[Python-Dev] 2.2 Unicode questions
Guido van Rossum
guido@digicool.com
Thu, 19 Jul 2001 10:09:33 -0400
> > Untrue: it supports range(0x110000) (in UCS-2 mode this returns a
> > surrogate pair). Now, maybe that's not what it *should* do...
>
> It should definitely not, unless you want to break code which assumes
> that chr() and unichr() always return a single byte/code unit !
Reasonable people can disagree about this.
> This was part of the UCS-4 checkins which hadn't had time yet to
> review. Should I remove the surrogate part for narrow builds ?

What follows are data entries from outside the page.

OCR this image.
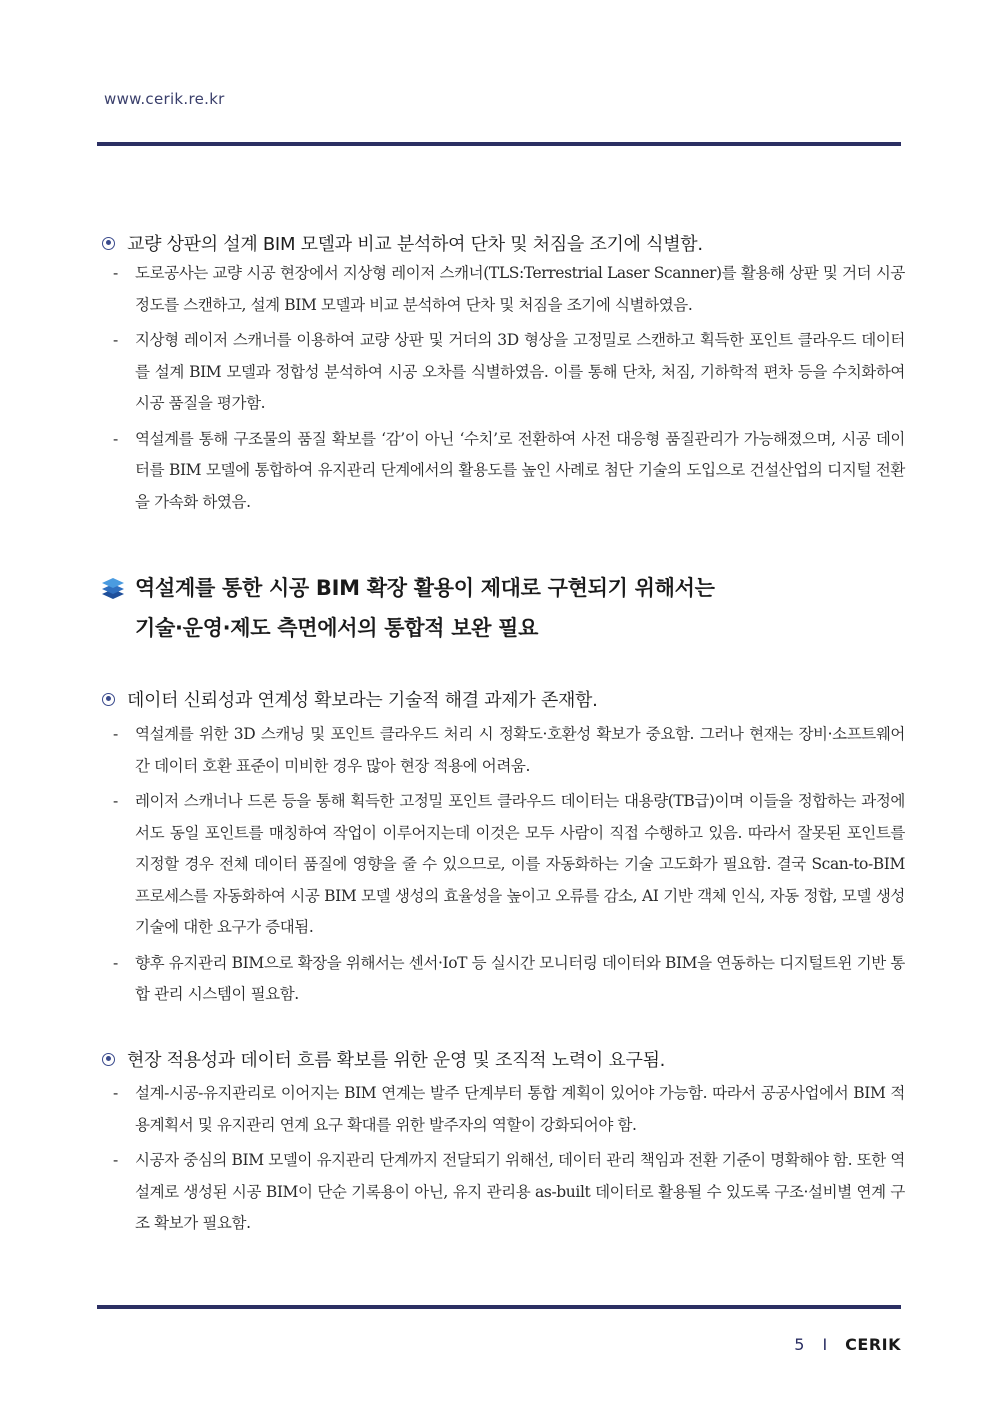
www.cerik.re.kr
교량 상판의 설계 BIM 모델과 비교 분석하여 단차 및 처짐을 조기에 식별함.
- 도로공사는 교량 시공 현장에서 지상형 레이저 스캐너(TLS:Terrestrial Laser Scanner)를 활용해 상판 및 거더 시공 정도를 스캔하고, 설계 BIM 모델과 비교 분석하여 단차 및 처짐을 조기에 식별하였음.
- 지상형 레이저 스캐너를 이용하여 교량 상판 및 거더의 3D 형상을 고정밀로 스캔하고 획득한 포인트 클라우드 데이터를 설계 BIM 모델과 정합성 분석하여 시공 오차를 식별하였음. 이를 통해 단차, 처짐, 기하학적 편차 등을 수치화하여 시공 품질을 평가함.
- 역설계를 통해 구조물의 품질 확보를 ‘감’이 아닌 ‘수치’로 전환하여 사전 대응형 품질관리가 가능해졌으며, 시공 데이터를 BIM 모델에 통합하여 유지관리 단계에서의 활용도를 높인 사례로 첨단 기술의 도입으로 건설산업의 디지털 전환을 가속화 하였음.
역설계를 통한 시공 BIM 확장 활용이 제대로 구현되기 위해서는
기술·운영·제도 측면에서의 통합적 보완 필요
데이터 신뢰성과 연계성 확보라는 기술적 해결 과제가 존재함.
- 역설계를 위한 3D 스캐닝 및 포인트 클라우드 처리 시 정확도·호환성 확보가 중요함. 그러나 현재는 장비·소프트웨어 간 데이터 호환 표준이 미비한 경우 많아 현장 적용에 어려움.
- 레이저 스캐너나 드론 등을 통해 획득한 고정밀 포인트 클라우드 데이터는 대용량(TB급)이며 이들을 정합하는 과정에서도 동일 포인트를 매칭하여 작업이 이루어지는데 이것은 모두 사람이 직접 수행하고 있음. 따라서 잘못된 포인트를 지정할 경우 전체 데이터 품질에 영향을 줄 수 있으므로, 이를 자동화하는 기술 고도화가 필요함. 결국 Scan-to-BIM 프로세스를 자동화하여 시공 BIM 모델 생성의 효율성을 높이고 오류를 감소, AI 기반 객체 인식, 자동 정합, 모델 생성 기술에 대한 요구가 증대됨.
- 향후 유지관리 BIM으로 확장을 위해서는 센서·IoT 등 실시간 모니터링 데이터와 BIM을 연동하는 디지털트윈 기반 통합 관리 시스템이 필요함.
현장 적용성과 데이터 흐름 확보를 위한 운영 및 조직적 노력이 요구됨.
- 설계-시공-유지관리로 이어지는 BIM 연계는 발주 단계부터 통합 계획이 있어야 가능함. 따라서 공공사업에서 BIM 적용계획서 및 유지관리 연계 요구 확대를 위한 발주자의 역할이 강화되어야 함.
- 시공자 중심의 BIM 모델이 유지관리 단계까지 전달되기 위해선, 데이터 관리 책임과 전환 기준이 명확해야 함. 또한 역설계로 생성된 시공 BIM이 단순 기록용이 아닌, 유지 관리용 as-built 데이터로 활용될 수 있도록 구조·설비별 연계 구조 확보가 필요함.
5 I CERIK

Well, this snuck into the 2.2a1, so hopefully we'll get some comments
("love it" / "hate it") from the field to guide our decision.
> > > and there's no \code{\e U} notation for embedding characters
> > > greater than 65535 in a Unicode string literal.
> >
> > Not true either -- correct \U has been part of Python since 2.0. It
> > does the same thing as unichr() described above.
>
> Right.
>
> Note that in this case, the handling of surrogates is needed
> to make the unicode-escape encoding roundtrip safe.
I don't understand what this means. Can you give an example?
--Guido van Rossum (home page: http://www.python.org/~guido/)